European Case Law Identifier: ECLI:AT:OGH0002:2025:0050OB00057.25F.0430.000
Rechtsgebiet: Zivilrecht
Entscheidungsart: Zurückweisung mangels erheblicher Rechtsfrage
Spruch:
Der Revisionsrekurs wird zurückgewiesen.
Begründung:
[1] Der Antragsteller ist der Vater des Antragsgegners und für ihn geldunterhaltspflichtig. Zuletzt wurde er mit Beschluss des Erstgerichts vom 9. 12. 2020, 373 Pu 29/20‑123 zu einer monatlichen Unterhaltsleistung von 326 EUR verpflichtet.
[2] Gegenstand des Revisionsrekursverfahrens ist nur mehr der Antrag des Vaters auf Herabsetzung seiner Geldunterhaltspflicht für die Monate Juli bis September 2024, den er damit begründete, der Antragsgegner habe im Mai 2024 die Matura abgelegt und könne seit Juli 2024 einer Beschäftigung nachgehen.
[3] Das Erstgericht enthob – insoweit rechtskräftig – den Antragsteller mit Wirkung ab 1. 10. 2024 von seiner Verpflichtung zur Leistung des Geldunterhalts für seinen Sohn, wies aber sein Mehrbegehren auf Herabsetzung der monatlichen Unterhaltspflicht für den Zeitraum 1. 7. 2024 bis 30. 9. 2024 ab.
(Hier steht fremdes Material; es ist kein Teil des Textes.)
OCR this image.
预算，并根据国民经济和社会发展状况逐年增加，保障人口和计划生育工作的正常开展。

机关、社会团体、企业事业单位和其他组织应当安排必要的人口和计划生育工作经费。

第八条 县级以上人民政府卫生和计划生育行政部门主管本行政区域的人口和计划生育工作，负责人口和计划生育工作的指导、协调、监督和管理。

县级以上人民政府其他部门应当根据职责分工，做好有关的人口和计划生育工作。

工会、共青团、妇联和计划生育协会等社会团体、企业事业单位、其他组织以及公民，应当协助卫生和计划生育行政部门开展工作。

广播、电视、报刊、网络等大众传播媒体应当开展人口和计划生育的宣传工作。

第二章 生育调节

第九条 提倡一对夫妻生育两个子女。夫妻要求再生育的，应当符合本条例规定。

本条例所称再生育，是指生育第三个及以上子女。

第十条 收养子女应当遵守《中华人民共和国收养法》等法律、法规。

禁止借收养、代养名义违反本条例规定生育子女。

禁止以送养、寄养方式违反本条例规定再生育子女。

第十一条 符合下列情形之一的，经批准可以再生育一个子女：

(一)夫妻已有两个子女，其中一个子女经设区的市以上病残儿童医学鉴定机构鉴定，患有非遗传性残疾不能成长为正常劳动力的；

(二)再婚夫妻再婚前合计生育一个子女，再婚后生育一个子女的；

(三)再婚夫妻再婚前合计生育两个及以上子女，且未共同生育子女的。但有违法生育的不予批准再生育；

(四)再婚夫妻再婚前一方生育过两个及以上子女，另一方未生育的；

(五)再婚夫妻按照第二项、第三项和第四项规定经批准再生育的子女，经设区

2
[4] Das Rekursgericht bestätigte diese Entscheidung. Den Revisionsrekurs ließ es mit der Begründung zu, dass die Frage, ob ein bloß kurzfristiges Ferialeinkommen bei der Unterhaltsbemessung als Eigeneinkommen zu berücksichtigen ist, zwar grundsätzlich nicht von erheblicher Bedeutung sei. Hier sei aber zu berücksichtigen, dass das Ferialeinkommen in einem Zeitraum zwischen dem absehbaren Ende der Schulzeit und dem Beginn des Grundwehrdienstes angefallen und noch nicht abzusehen sei, ob der Antragsgegner nach absolviertem Präsenzdienst eine weitergehende Ausbildung ergreifen werde. Für Ferienzeiten zwischen einzelnen Schul‑ bzw oder Studienjahren sei unstrittig, dass solche Einkünfte auf längeren Zeitraum (regelmäßig ein Jahr) aufgeteilt werden; ob dies hier gleichermaßen gelte, sei fraglich.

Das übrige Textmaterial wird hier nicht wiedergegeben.